Quand Iliadis quitte l’Europe pour Istanbul autour du déclenchement de la Première Guerre mondiale, elle est une jeune artiste professionnelle. Mais la ville dans laquelle elle retourne est à l’aube de changements sociaux et culturels majeurs.

La guerre, les femmes et l’émancipation, 1914-1918

Comme dans d’autres pays belligérants, la Première Guerre mondiale modifie les normes de féminité dans l’Empire ottoman27. Elle accélère l’entrée des femmes dans le marché du travail, la vie professionnelle et l’espace public et leur donne par conséquent un meilleur accès à – et une meilleure visibilité dans – les milieux sociaux et culturels28. Pour le Comité décisionnel Union et Progrès (İttihat ve Terakki Cemiyeti), la position des femmes est un symbole de civilisation nationale. Elle est essentielle à l’idéologie de son projet de modernisation en temps de guerre.
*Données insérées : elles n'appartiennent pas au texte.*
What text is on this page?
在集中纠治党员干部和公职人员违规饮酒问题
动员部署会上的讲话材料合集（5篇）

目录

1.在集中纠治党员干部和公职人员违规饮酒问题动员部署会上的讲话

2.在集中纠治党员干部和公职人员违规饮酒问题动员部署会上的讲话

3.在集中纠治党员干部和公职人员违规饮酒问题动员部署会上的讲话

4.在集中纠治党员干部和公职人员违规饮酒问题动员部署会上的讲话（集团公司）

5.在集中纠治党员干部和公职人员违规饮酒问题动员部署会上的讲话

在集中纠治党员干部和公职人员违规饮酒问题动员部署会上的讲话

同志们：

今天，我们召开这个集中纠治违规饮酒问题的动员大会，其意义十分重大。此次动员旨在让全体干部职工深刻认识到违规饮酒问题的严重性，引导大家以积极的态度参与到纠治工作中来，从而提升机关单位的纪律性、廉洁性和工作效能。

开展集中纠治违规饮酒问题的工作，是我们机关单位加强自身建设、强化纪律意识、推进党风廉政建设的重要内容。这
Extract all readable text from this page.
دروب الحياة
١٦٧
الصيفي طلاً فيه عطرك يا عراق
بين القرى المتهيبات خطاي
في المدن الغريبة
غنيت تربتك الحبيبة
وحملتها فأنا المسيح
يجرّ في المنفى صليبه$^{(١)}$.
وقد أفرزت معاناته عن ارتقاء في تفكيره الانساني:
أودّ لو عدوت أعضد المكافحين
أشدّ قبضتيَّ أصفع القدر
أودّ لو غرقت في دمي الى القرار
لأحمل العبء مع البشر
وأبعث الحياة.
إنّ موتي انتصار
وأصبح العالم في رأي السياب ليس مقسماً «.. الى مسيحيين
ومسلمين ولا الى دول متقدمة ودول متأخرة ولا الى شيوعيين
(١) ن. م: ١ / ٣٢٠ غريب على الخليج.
Dans le journal nationaliste Yeni Mecmua [Nouveau Journal], l’auteur anonyme d’un article intitulé « Dans le monde du féminisme » (Feminizm Aleminde) indique : « Si la Guerre Mondiale n’avait pas eu lieu, les femmes devraient attendre sans aucun doute beaucoup plus longtemps pour acquérir les droits qu’elles ont conquis. »29 La mobilisation rapide des hommes dans les forces armées aide plus que

26 Wolf 1915 : 448.

27 Sur les modifications des rôles de genre pendant les années de guerre en Grande- Bretagne et en France, voir Grayzel 1999 ; pour les femmes allemandes, voir Daniel 1997 ; sur les femmes dans l’Empire ottoman et les débuts de la République turque, voir Çakır 1994 ; Kaplan 1998.

28 Karakışla 2005.

29 « Feminizm Aleminde », Yeni Mecmua, 21-28 février 1918, p. 138.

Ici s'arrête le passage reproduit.